Padre Ivan ha passato molto tempo in Italia. Ha studiato teologia e comunicazione. Adora la nostra cultura, in particolare la musica. Riceve tante chiamate perché è coinvolto in molti progetti. È riuscito negli anni a far arrivare dall’Italia circa 50 ambulanze e inviarle sul fronte. Mi dice anche che alcune di queste sono già state distrutte.

Infine, mi parla del luogo verso il quale siamo diretti. «Fra poco, vedrai una grande croce. È posta in cima a una collina. È la nostra destinazione», inizia a raccontarmi.

Stiamo andando verso il Centro di pellegrinaggio dedicato a SymeonLukach. «È stato beatificato da Papa Giovanni Paolo II nel 2001», prosegue Ivan, «È un martire del periodo comunista».

Nel periodo dell’Unione Sovietica i culti cattolici erano repressi ferocemente.

La sorpresa

Al nostro arrivo vedo un complesso religioso stupefacente. È stato finanziato da due imprenditori, fino a sei anni fa qui non c’era nulla. La struttura è stata ultimata circa sei mesi fa.

«Giuseppe, prima che inizi il rito vai a vedere una grotta, ci sono dei mosaici bellissimi», mi consiglia.

Vado a vederli, poi assisto alla cerimonia e, infine, l’ambulanza, con la quale siamo arrivati, parte verso il fronte, guidata da medici di guerra.

 

Nella strada di ritorno (ci porta un collega di Ivan), apro Instagram e leggo un post della Treccani.

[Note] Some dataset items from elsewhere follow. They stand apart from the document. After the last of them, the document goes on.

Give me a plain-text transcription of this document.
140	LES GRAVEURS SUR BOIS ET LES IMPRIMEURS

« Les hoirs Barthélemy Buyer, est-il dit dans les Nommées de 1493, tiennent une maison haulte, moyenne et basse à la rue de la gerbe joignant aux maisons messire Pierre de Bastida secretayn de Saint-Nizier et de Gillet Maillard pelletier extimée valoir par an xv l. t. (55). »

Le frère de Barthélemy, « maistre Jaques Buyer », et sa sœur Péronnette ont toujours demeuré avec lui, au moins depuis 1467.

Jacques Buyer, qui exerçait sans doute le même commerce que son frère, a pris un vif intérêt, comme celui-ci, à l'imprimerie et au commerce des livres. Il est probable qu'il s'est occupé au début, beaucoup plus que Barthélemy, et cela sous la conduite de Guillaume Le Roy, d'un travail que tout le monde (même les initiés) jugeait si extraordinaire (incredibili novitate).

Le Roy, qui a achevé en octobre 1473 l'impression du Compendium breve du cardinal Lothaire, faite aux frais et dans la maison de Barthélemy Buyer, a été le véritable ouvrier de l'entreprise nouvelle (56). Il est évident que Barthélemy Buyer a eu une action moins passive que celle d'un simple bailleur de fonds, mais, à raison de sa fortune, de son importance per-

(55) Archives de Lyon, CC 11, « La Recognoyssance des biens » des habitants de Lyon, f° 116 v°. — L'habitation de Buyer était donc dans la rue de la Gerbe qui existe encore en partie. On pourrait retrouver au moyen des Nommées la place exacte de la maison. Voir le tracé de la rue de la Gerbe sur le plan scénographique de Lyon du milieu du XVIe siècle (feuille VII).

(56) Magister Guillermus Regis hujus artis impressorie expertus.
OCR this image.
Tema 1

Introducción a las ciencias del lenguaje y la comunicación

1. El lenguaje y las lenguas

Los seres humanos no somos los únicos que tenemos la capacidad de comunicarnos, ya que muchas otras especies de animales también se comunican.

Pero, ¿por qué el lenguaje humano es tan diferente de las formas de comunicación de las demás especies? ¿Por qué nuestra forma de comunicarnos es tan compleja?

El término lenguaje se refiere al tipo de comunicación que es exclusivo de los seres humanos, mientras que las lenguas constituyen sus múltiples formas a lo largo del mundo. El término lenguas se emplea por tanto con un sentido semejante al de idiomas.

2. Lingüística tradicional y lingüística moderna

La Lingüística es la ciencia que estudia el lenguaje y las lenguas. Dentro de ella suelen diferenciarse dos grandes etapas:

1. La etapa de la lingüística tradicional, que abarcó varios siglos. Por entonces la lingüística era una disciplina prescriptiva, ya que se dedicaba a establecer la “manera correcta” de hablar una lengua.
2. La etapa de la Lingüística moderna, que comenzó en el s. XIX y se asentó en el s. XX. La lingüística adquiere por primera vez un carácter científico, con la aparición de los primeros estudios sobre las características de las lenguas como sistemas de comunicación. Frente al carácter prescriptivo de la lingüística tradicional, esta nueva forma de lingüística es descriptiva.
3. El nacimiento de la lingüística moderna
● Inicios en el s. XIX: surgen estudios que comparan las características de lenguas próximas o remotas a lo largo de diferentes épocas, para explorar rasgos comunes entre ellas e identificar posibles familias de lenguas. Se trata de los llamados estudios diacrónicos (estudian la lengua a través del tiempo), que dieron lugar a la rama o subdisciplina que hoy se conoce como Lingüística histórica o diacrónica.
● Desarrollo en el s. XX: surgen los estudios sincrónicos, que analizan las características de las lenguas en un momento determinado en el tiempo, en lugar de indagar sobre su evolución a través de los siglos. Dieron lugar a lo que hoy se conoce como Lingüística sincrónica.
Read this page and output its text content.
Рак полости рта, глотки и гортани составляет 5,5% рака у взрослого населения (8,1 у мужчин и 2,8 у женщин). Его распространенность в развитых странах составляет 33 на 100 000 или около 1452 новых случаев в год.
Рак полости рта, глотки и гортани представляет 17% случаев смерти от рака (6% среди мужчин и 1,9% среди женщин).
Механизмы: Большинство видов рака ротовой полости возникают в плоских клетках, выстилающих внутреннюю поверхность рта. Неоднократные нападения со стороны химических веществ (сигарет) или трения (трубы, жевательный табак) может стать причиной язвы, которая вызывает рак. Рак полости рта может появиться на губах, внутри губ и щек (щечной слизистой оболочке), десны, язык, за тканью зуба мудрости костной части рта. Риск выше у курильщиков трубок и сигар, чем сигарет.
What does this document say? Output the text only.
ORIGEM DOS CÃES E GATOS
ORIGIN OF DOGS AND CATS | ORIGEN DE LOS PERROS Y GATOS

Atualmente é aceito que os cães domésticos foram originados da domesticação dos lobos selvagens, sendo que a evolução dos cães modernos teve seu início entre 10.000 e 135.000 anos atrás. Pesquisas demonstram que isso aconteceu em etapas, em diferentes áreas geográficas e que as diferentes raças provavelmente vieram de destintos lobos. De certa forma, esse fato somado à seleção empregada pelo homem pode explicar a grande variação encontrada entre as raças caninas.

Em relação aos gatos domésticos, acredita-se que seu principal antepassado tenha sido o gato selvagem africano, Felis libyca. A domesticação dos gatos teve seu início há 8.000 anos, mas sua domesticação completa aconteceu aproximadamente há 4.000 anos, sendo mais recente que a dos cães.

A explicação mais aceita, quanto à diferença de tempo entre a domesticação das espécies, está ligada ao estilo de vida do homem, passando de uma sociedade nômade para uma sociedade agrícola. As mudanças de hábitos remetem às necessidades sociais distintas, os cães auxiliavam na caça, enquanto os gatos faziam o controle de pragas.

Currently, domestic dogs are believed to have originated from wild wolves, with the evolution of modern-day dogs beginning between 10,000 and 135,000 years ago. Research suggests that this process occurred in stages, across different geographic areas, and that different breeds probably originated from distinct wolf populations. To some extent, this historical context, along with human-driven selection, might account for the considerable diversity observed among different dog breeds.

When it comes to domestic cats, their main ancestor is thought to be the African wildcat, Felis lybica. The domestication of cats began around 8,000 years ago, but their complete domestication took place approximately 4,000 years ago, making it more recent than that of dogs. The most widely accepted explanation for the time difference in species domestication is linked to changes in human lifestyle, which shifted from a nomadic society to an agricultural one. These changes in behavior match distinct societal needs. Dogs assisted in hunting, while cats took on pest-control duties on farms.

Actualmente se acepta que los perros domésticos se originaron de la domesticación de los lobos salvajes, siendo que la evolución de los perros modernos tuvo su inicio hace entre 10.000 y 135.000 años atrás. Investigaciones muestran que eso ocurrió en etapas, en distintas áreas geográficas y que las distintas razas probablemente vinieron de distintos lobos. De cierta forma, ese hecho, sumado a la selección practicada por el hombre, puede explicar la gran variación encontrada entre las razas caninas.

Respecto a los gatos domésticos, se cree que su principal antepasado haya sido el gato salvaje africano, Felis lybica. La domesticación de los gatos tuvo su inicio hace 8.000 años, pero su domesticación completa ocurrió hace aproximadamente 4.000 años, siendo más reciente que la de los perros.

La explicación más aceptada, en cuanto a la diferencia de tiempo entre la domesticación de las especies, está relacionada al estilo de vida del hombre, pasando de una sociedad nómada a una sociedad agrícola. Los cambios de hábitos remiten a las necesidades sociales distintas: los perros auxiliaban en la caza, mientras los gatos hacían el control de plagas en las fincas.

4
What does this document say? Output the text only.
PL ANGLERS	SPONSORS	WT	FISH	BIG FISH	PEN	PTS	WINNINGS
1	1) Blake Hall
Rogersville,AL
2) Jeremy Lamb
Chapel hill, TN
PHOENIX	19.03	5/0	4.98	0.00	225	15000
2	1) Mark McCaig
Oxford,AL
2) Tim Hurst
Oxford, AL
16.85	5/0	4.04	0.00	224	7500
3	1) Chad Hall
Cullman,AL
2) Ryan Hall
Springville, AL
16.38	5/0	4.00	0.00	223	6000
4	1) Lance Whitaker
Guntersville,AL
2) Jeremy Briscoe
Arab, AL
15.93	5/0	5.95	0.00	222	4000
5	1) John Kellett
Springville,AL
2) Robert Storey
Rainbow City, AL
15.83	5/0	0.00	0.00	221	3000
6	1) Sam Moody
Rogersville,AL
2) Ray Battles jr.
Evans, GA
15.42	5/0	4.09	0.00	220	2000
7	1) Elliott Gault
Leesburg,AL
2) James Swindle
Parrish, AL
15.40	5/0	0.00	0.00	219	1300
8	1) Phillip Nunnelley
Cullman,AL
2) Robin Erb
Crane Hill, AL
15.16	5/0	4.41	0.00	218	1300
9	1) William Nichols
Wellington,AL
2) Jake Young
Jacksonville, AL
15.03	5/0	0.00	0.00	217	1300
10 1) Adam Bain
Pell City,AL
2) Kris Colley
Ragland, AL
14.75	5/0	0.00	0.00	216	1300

Inizia con una domanda: «Cosa faresti se domani scoppiasse la guerra?».

Leggo i commenti. Mi soffermo sopra quello scritto dall’utente Fagyo. Egli riporta il testo, in italiano, Le Déserteurdi Boris Vian.

Il testo in Italia è stato cantato fra l’altro da Ivan Fossati e Ornella Vannoni.

La riproduco su YouTube per scrivere questo finale.

«In piena facoltà/ Egregio presidente/ (…) se occorrerà/ Del sangue a ogni costo/Andate a dare il vostro».